We kids were raised in my dad's religious tradition but I've always wanted to see the dakhmas. It's a lovely idea to return your body to earth via the vultures but because the vultures aren't there apparently the towers get stinky, now many Parsis choose cremation.
 
Man that Roma chick is secksi.... Speaking of Roma, we've got many in England too. It was actually a Roma guy who told me about their Indian connection. Hardly any Indians seem to be aware of this..
 
Hey R, yeah - I have heard lots from Parsi friends who lament their own community's poor attempts to keep going. They've been a rather insular community since they came to India...and haven't had enough kids! But I didn't know about the excommunication you mention, it seems a bit stuffy, as an outsider.

Well why d'ya think I chose the pic, Vik?! You're right, not many Indians know of the connection - but look at the smaller pic, very Rajasthani!
 
I personally believe that Parsis are one of the best community we have in the world.

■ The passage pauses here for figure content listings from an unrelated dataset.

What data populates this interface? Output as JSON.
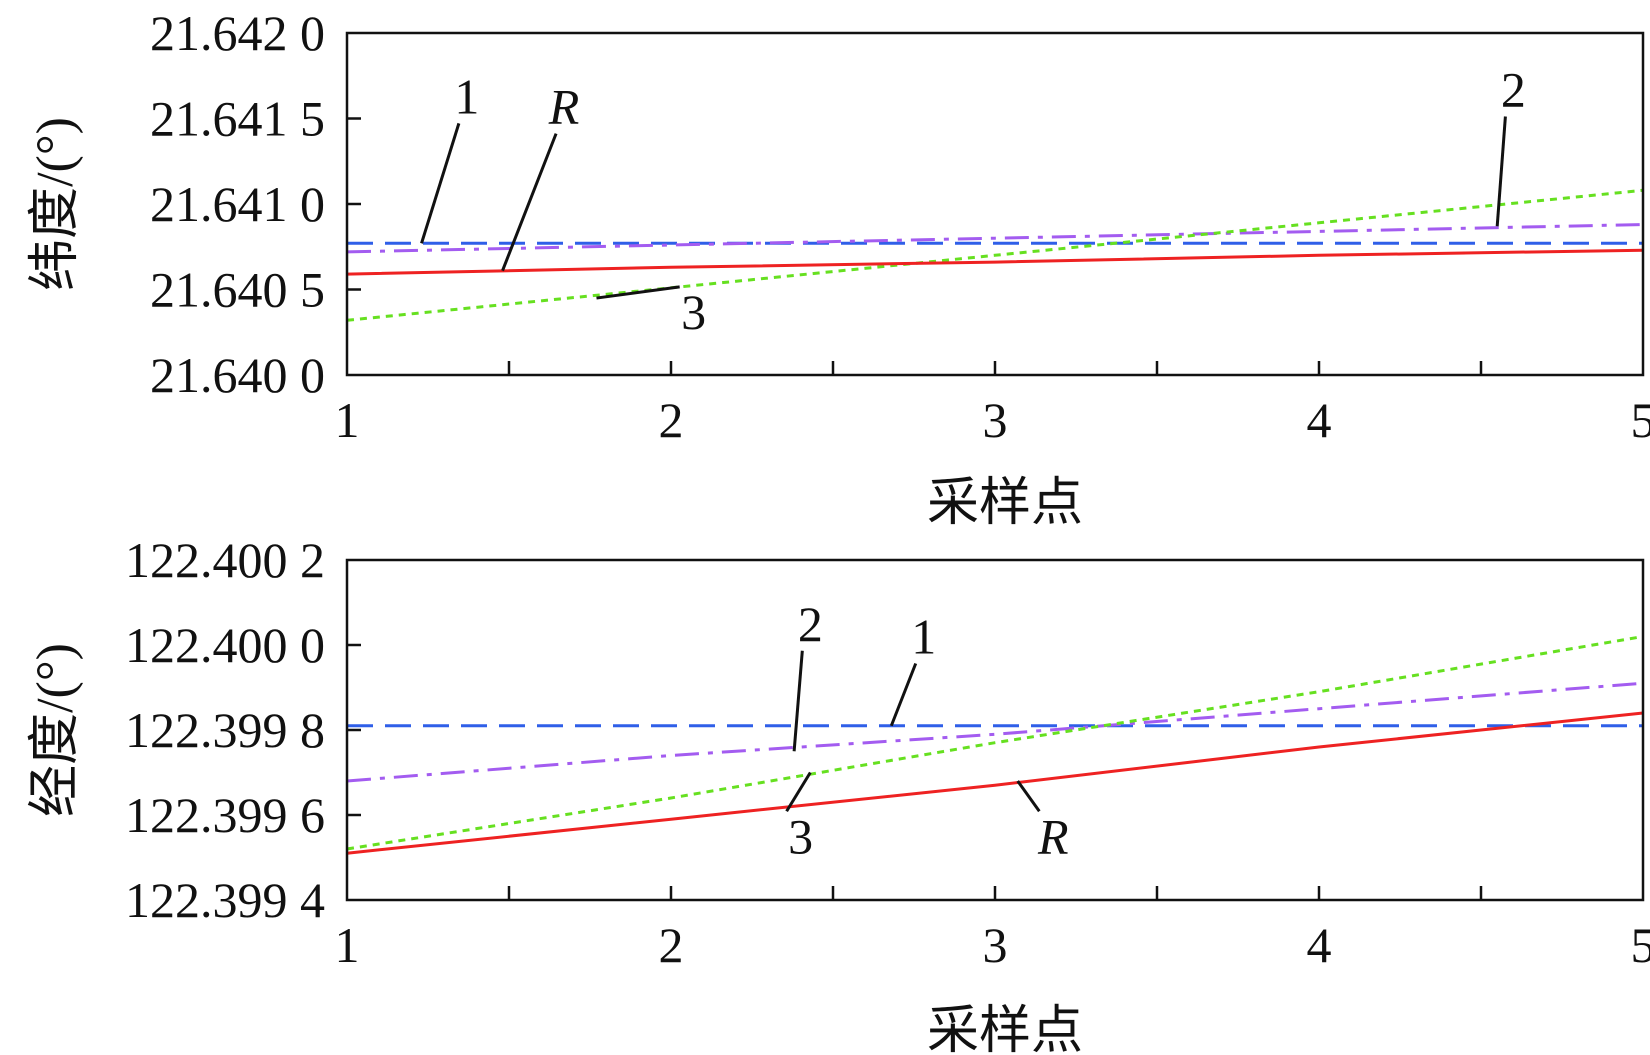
{
  "chart_data": [
    {
      "type": "line",
      "xlabel": "采样点",
      "ylabel": "纬度/(°)",
      "x": [
        1,
        2,
        3,
        4,
        5
      ],
      "xticks": [
        "1",
        "2",
        "3",
        "4",
        "5"
      ],
      "ylim": [
        21.64,
        21.642
      ],
      "yticks": [
        {
          "value": 21.64,
          "label": "21.640 0"
        },
        {
          "value": 21.6405,
          "label": "21.640 5"
        },
        {
          "value": 21.641,
          "label": "21.641 0"
        },
        {
          "value": 21.6415,
          "label": "21.641 5"
        },
        {
          "value": 21.642,
          "label": "21.642 0"
        }
      ],
      "grid": false,
      "series": [
        {
          "key": "1",
          "color": "#2f5fe8",
          "dash": "dashed",
          "values": [
            21.64077,
            21.64077,
            21.64077,
            21.64077,
            21.64077
          ]
        },
        {
          "key": "2",
          "color": "#a35cf0",
          "dash": "dashdot",
          "values": [
            21.64072,
            21.64076,
            21.6408,
            21.64084,
            21.64088
          ]
        },
        {
          "key": "3",
          "color": "#66e020",
          "dash": "dotted",
          "values": [
            21.64032,
            21.64051,
            21.6407,
            21.64089,
            21.64108
          ]
        },
        {
          "key": "R",
          "color": "#ee2222",
          "dash": "solid",
          "values": [
            21.64059,
            21.64063,
            21.64066,
            21.6407,
            21.64073
          ]
        }
      ],
      "annotations": [
        {
          "text": "1",
          "italic": false,
          "label_x": 1.37,
          "label_y": 21.64153,
          "target_x": 1.23,
          "target_y": 21.64077
        },
        {
          "text": "R",
          "italic": true,
          "label_x": 1.67,
          "label_y": 21.64147,
          "target_x": 1.48,
          "target_y": 21.64061
        },
        {
          "text": "2",
          "italic": false,
          "label_x": 4.6,
          "label_y": 21.64157,
          "target_x": 4.55,
          "target_y": 21.64087
        },
        {
          "text": "3",
          "italic": false,
          "label_x": 2.07,
          "label_y": 21.64027,
          "target_x": 1.77,
          "target_y": 21.64045
        }
      ]
    },
    {
      "type": "line",
      "xlabel": "采样点",
      "ylabel": "经度/(°)",
      "x": [
        1,
        2,
        3,
        4,
        5
      ],
      "xticks": [
        "1",
        "2",
        "3",
        "4",
        "5"
      ],
      "ylim": [
        122.3994,
        122.4002
      ],
      "yticks": [
        {
          "value": 122.3994,
          "label": "122.399 4"
        },
        {
          "value": 122.3996,
          "label": "122.399 6"
        },
        {
          "value": 122.3998,
          "label": "122.399 8"
        },
        {
          "value": 122.4,
          "label": "122.400 0"
        },
        {
          "value": 122.4002,
          "label": "122.400 2"
        }
      ],
      "grid": false,
      "series": [
        {
          "key": "1",
          "color": "#2f5fe8",
          "dash": "dashed",
          "values": [
            122.39981,
            122.39981,
            122.39981,
            122.39981,
            122.39981
          ]
        },
        {
          "key": "2",
          "color": "#a35cf0",
          "dash": "dashdot",
          "values": [
            122.39968,
            122.39974,
            122.39979,
            122.39985,
            122.39991
          ]
        },
        {
          "key": "3",
          "color": "#66e020",
          "dash": "dotted",
          "values": [
            122.39952,
            122.39964,
            122.39977,
            122.39989,
            122.40002
          ]
        },
        {
          "key": "R",
          "color": "#ee2222",
          "dash": "solid",
          "values": [
            122.39951,
            122.39959,
            122.39967,
            122.39976,
            122.39984
          ]
        }
      ],
      "annotations": [
        {
          "text": "2",
          "italic": false,
          "label_x": 2.43,
          "label_y": 122.40001,
          "target_x": 2.38,
          "target_y": 122.39975
        },
        {
          "text": "1",
          "italic": false,
          "label_x": 2.78,
          "label_y": 122.39998,
          "target_x": 2.68,
          "target_y": 122.39981
        },
        {
          "text": "3",
          "italic": false,
          "label_x": 2.4,
          "label_y": 122.39951,
          "target_x": 2.43,
          "target_y": 122.3997
        },
        {
          "text": "R",
          "italic": true,
          "label_x": 3.18,
          "label_y": 122.39951,
          "target_x": 3.07,
          "target_y": 122.39968
        }
      ]
    }
  ]
}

They generally do lead a self-less life and go beyound their means to help others...

but then there are always exceptions...

if you get time...check out my post on parsi community

http://sakshijuneja.com/blog/?p=162
 
Adriano Mutu from Chelsea FC is a Romani. All hail the first 'Asian' Premiership footballer :P
 
I did not know that. But was he playing in the Premiership before Michael Chopra and Zeshan Rehman?

Sorry, just burst out laughing again at the thought that Man U are out of Europe. Hahahaha!